Plus de 120 ans pour traverser un continent

Plus de 120 ans pour traverser un continent

DE L’UN DE NOS RÉDACTEURS EN AUSTRALIE

LE 3 FÉVRIER 2004, un train de plus d’un kilomètre de long entrait en gare de Darwin, dans le Territoire du Nord, division peu habitée d’Australie. Des milliers de personnes étaient là pour fêter l’événement. Le Ghan, ainsi qu’on a surnommé le train, finissait sa traversée inaugurale du continent, soit 3 000 kilomètres du sud au nord en deux jours. — Voir l’encadré “ Un nom, une légende ”, à la page 25.

Les 2 000 spectateurs bardés d’appareils photo qui s’étaient massés le long de la voie ont ralenti le convoi à l’approche de Darwin, le retardant d’une demi-heure. Mais qu’importait ? Le pays attendait depuis plus d’un siècle. La ligne Adélaïde-Darwin, qui parcourt l’une des contrées les plus arides, les plus brûlantes et les plus isolées du globe, avait été réalisée en 126 ans.

La nécessité d’un chemin de fer

À la fin des années 1870, la petite colonie d’Adélaïde, sur le front est d’une baie immense, la Grande Baie australienne, rêve de favoriser le développement économique de la région et de créer une meilleure route commerciale menant à l’extrême nord. Les États-Unis ont terminé leur ligne transcontinentale en 1869. Faisant des projets d’envergure similaire, les habitants d’Adélaïde espèrent construire une liaison ferroviaire entre leur colonie et Darwin, alors appelée Port Darwin. Elle permettrait non seulement d’accéder à l’intérieur du pays, mais encore de réduire considérablement le temps de déplacement vers l’Asie et l’Europe.

L’idée paraît simple ; toutefois, la voie ferrée devra passer par une redoutable mosaïque de collines rocheuses et de montagnes, de broussailles épaisses et de déserts de sable et de pierre, qui se transforment par endroits en bourbiers ou en torrents déchaînés après la pluie. L’explorateur John Stuart est venu à bout de ce terrain hostile lors de sa troisième tentative, en 1862. Cependant, lui et son équipe ont failli mourir en route par manque de nourriture et d’eau.

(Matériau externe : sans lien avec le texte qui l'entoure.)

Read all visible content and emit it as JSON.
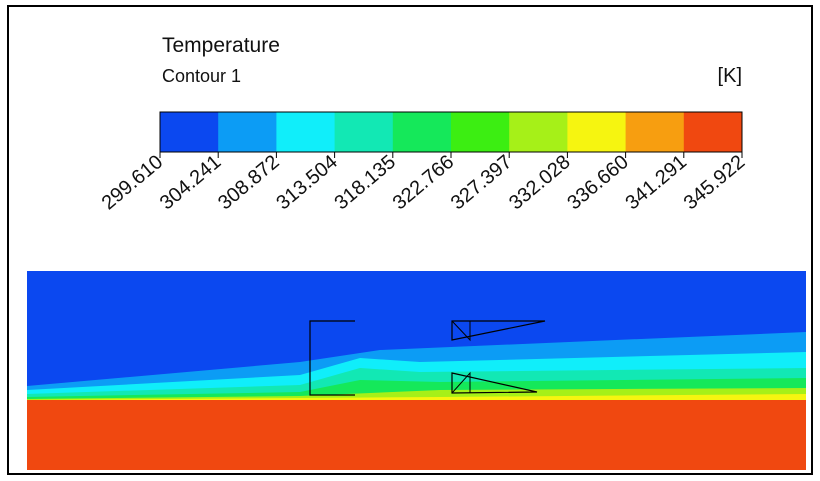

Chaleur torride, tempêtes de sable et pluies diluviennes

Les obstacles n’ont pas raison du courage des habitants d’Adélaïde. En 1878, ceux-ci démarrent les travaux à Port Augusta. Avec pour tout équipement des outils à main, des chevaux et des dromadaires, 900 ouvriers poussent la ligne vers le nord, le long de pistes aborigènes qui traversent les monts Flinders. Cet itinéraire profite des seuls points d’eau de la région, indispensables au fonctionnement d’un train à vapeur.

Les 100 premiers kilomètres de rails sont posés en deux ans et demi. Les températures estivales atteignent jusqu’à 50 °C. Dans cette chaleur aride, les ongles se fissurent, l’encre des plumes sèche avant de toucher le papier et les rails se déforment. Les déraillements sont fréquents. Après les tempêtes de sable, les ouvriers doivent déblayer des kilomètres de rails, que le sable a recouverts sur une hauteur pouvant atteindre deux mètres. Bien des fois, ils assistent impuissants au saccage de leurs efforts par de nouvelles tempêtes.

Puis viennent les pluies. En quelques minutes, les lits blanchis des rivières deviennent des torrents furieux qui gauchissent les rails, balaient des mois de labeur et immobilisent des trains avec leurs passagers. Un jour, un conducteur tire même sur des chèvres sauvages afin de nourrir les voyageurs. Beaucoup plus tard, un convoi bloqué sera ravitaillé par parachutes.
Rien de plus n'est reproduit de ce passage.